PORTLAND, OR—It's that time of year where houses, churches, and businesses around the neighborhood begin opening up their haunted houses for those seeking a good fright.
One haunted house in Portland is promising progressives the scariest experience of all: a tour of a regular conservative guy's home. The home contains a sizable collection of guns, several Bibles, a few American flags, some pictures of Ronald Reagan, and of course, a copy of the Constitution.
"I can't look!" screamed one progressive as he opened one door and saw a hunting rifle. "Ahhhhh!!!" He ran from the house screaming, taking shelter in a nearby yoga studio.
The haunted house's owner, Bob Larson, told reporters he saw an opportunity to make a little bit of cash and ran with it. "I didn't really even change anything," he said, shrugging, as he turned Fox News up to full blast to add a spooky atmosphere and started cleaning one of his handguns. "I just sit here and watch my favorite Fox News hosts and they all walk through the house, screaming in fright."

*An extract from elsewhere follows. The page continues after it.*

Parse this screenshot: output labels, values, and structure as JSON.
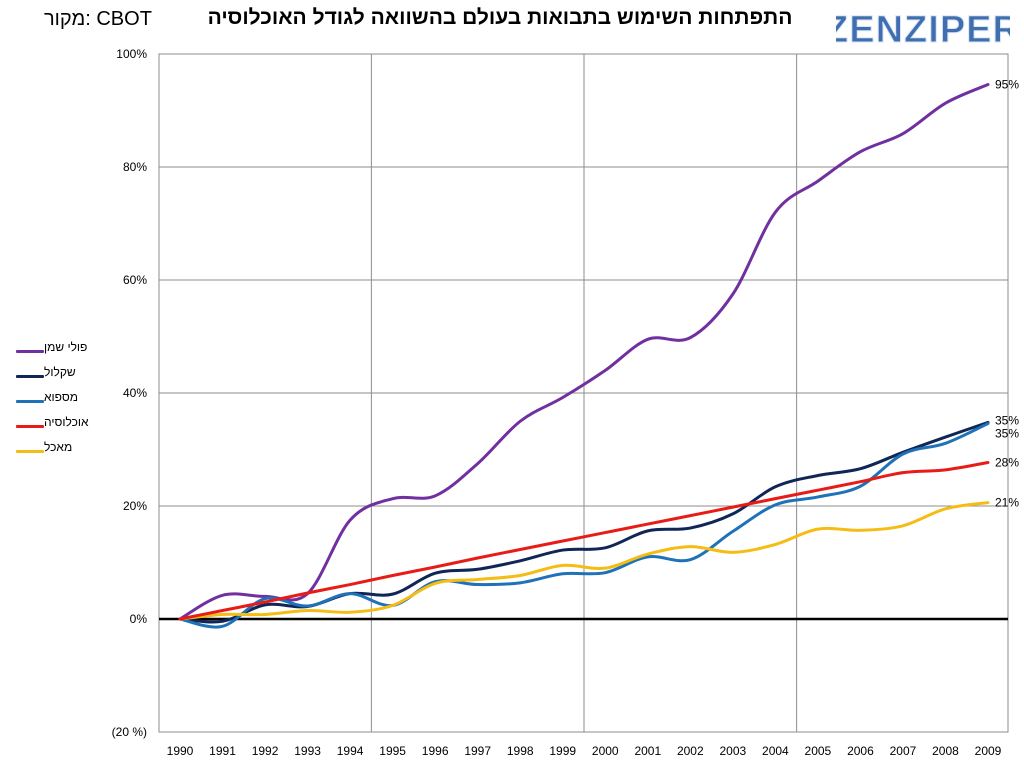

No progressive has currently made it through more than a few rooms in the house, as they usually run screaming or dive out a window in their hurry to get away.
In the haunted house's scariest room, the attic, there's a copy of the Constitution hanging on the wall. As guests slowly approach the frightening document, a hidden speaker begins reading it out loud in the voice of George W. Bush. One progressive died on the spot of a heart attack.
Larson's haunted house did give one of his entrepreneurial progressive neighbors an idea, however, and the liberal has opened a haunted house for conservatives that's just a gay person standing there doing nothing.